Marion Harvie Barnard (September 8, 1872 – March 5, 1969) was a British-American suffragist. She was a member of the Woman's Franchise League of Indiana and the treasurer of the Indiana Equal Suffrage Association.

==Personal life==
Marion Harvie was born September 8, 1872 Cheshire, England to Thomas and Elizabeth (Watt) Harvie. She immigrated to the United States in the 1890s, with her sister Alice Harvie Duden.

On 20 June 1901 in Rhode Island, Harvie married Harry Everett Barnard and the couple moved to New Hampshire, where Harry worked as a chemist for the State Board of Health.

In 1905, the couple moved to Indianapolis, Indiana. Barnard became involved in reviving the defunct Indiana suffragist movement. They later had two children. Barnard died 5 March 1969 in Indianapolis and was buried at Washington Park East Cemetery in Indianapolis.

==Career and education==
Harvie taught at a private girls’ school in New England before attending Brown University from 1898 to 1902. She graduated Phi Beta Kappa with a degree in philosophy.

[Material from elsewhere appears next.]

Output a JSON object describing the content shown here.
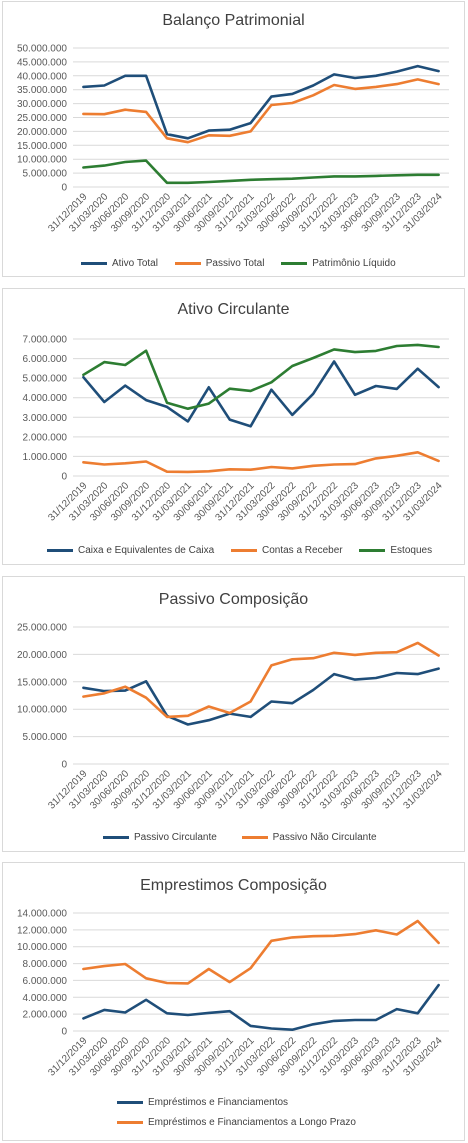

At a meeting held in May, 1906, in Kokomo, she was elected to serve as treasurer of the Indiana Auxiliary of the National American Woman Suffrage Association. At a suffrage convention held between 16 and 17 March 1909 in Logansport, Barnard was re-elected treasurer. Barnard was still serving as treasurer of the Indiana Auxiliary in 1914 and archival records at the Indiana Historical Society show she had correspondence with Carrie Chapman Catt.

In 1909, the Woman's Franchise League of Indiana was formed to try to get a woman elected on the school board. Barnard was a member of the organization, and a member of the Irvington Women's Club. The Women's Club was involved in sanitation efforts such as cleaning up markets and groceries, safe drinking water, and waste disposal. Her husband, who was the director of the Indiana State Food and Drug Commission, supported these efforts. closing down bakeries and unsanitary businesses that handled food.

Barnard also started the Indianapolis Social Register and was one of the founding members of the Irvington Dancing Club.